Ultimamente, i crostacei sono soggetti ad alcuni dibattiti per definire quale sia la definizione di “benessere” degli stessi. Infatti, secondo il Reg. (CE) n. 853/2004, i crostacei sono prodotti della pesca e, citando il regolamento, “i prodotti della pesca mantenuti vivi devono essere mantenuti a una temperatura e in condizioni che non pregiudichino la sicurezza alimentare e la loro vitalità”.
Tuttavia, i regolamenti europei e italiani non danno disposizioni dettagliate su come questi animali dovrebbero presentarsi al consumo, cioè se sia meglio detenerli in vasche e le caratteristiche delle stesse, oppure se sia permesso legare le chele, o altro ancora. Per le vasche, infatti, solo alcuni regolamenti comunali danno indicazioni, che si presentano ancora meno informative, poiché sono spesso utilizzati i termini “adeguato/a” e “conforme”, che non rappresentano una informazione utilizzabile. Tuttavia, una non corretta gestione dell’acquario in cui i crostacei vengono detenuti rappresenta un ulteriore stress e disagio per gli stessi. Oltre al fatto che scientificamente non è confermata una minore sofferenza degli animali all’interno degli acquari piuttosto che su un tappeto di ghiaccio. Inoltre, legare le chele degli esemplari viene considerata una buona pratica, poiché tutela i crostacei da infliggersi mutilazioni e ferite, che provocherebbero sofferenze inutili negli esemplari.

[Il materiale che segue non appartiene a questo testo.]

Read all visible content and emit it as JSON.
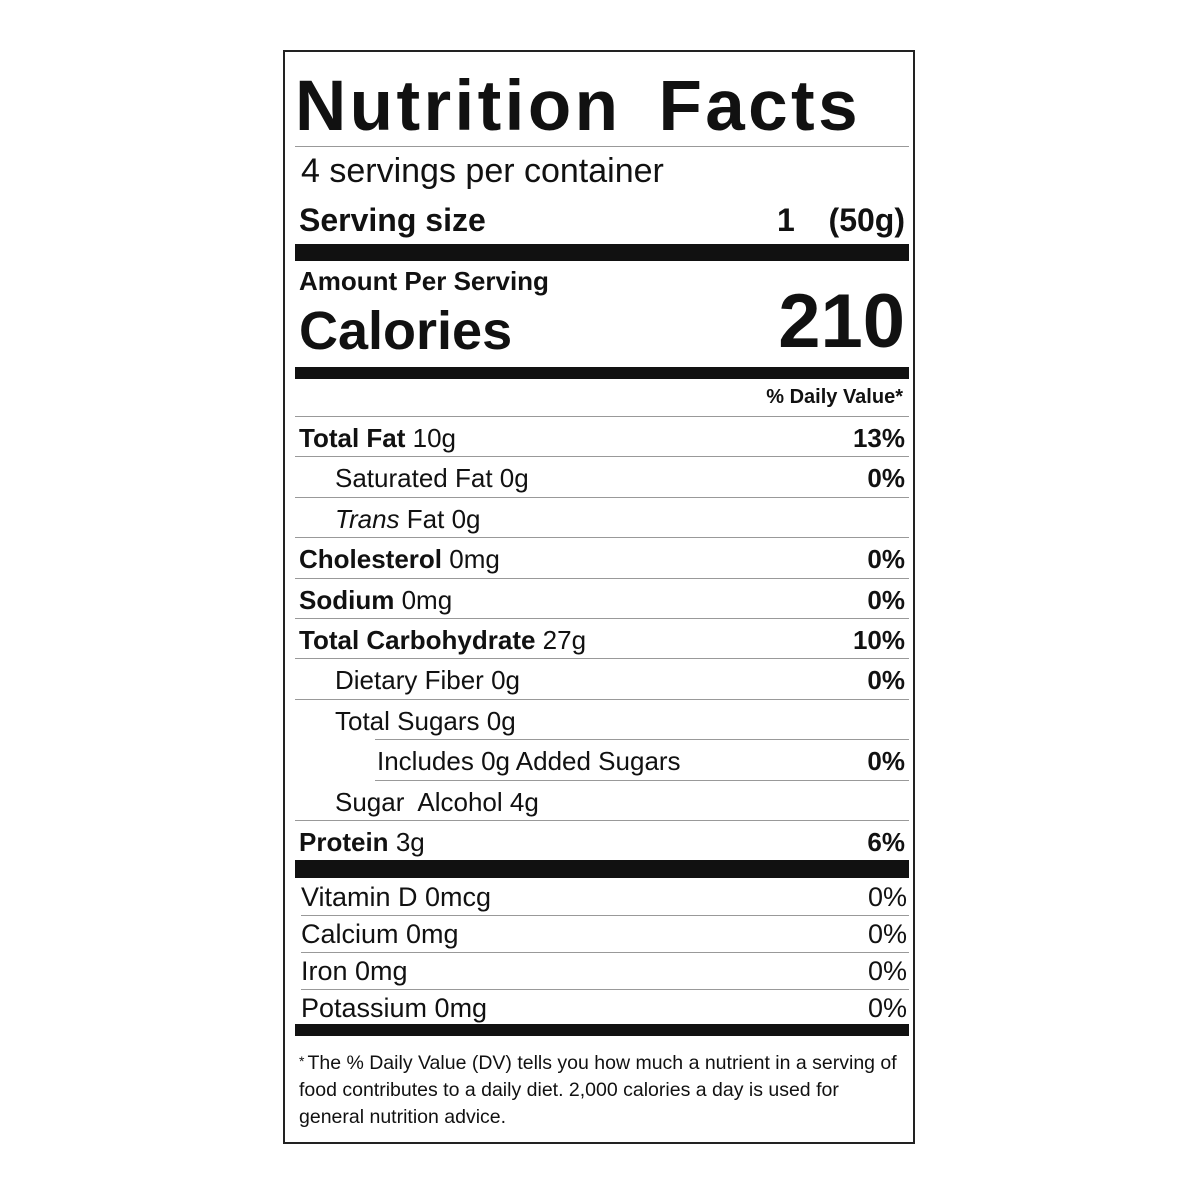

L’opinione pubblica, però, è molto riluttante su questo punto, anche se è necessario puntualizzare che la sopravvivenza dei crostacei nei punti vendita non supera le 48-72 ore, che è un tempo insufficiente per far manifestare agli animali atrofia delle chele. L’alternativa consigliata dalle linee guida internazionali è il taglio del legamento brachiale, che però porta a maggiore rischio di infezione e di morte degli animali. Bisogna, inoltre, ricordare che è giusto pensare al benessere degli animali, ma questo non dovrebbe pregiudicare la sicurezza alimentare del prodotto: infatti, esporre crostacei a temperature ambientali può aumentare la contaminazione batterica e le alterazioni delle carni, accelerando il metabolismo dell’esemplare stesso. Lo stesso può succedere negli acquari, dove gli animali stressati, possono ammalarsi più frequentemente.
Secondo la pubblicazione dell’Agenzia Europea per la Sicurezza Alimentare (EFSA) “Aspetti della biologia e del benessere degli animali utilizzati a fini sperimentali e scientifici” (2005), la maggioranza dei crostacei decapodi sarebbe, e quindi anche aragoste ed astici, in grado di esprimere un certo grado di coscienza e consapevolezza e conseguentemente di provare dolore. Inoltre, nel 2007 un membro dell’Istituto Zooprofilattico della Lombardia e dell’Emilia-Romagna ha emesso un parere sulla sofferenza di aragoste e astici vivi con chele legate e su un letto di ghiaccio.
Vengono quindi proposti acquari con divisori per contenere un singolo esemplare oppure con all’interno rocce o altri materiali per ricreare l’habitat naturale, ad esempio, dell’aragosta: in questo modo gli animali non alloggerebbero su un letto di ghiaccio e non si dovrebbero legare le chele.
Purtroppo, ad oggi, non è ancora presente una normativa chiara riguardante i crostacei; conseguentemente non è possibile fornire alle imprese linee guida che indichino il miglior metodo per trattare gli esemplari. Continuano, inoltre, le ricerche per stabilire quanto questi animali siano cognitivi, quale sia la loro condizione di benessere del banco vendita e il miglior metodo di commercializzazione, garantendo contemporaneamente la salubrità del prodotto per il consumatore.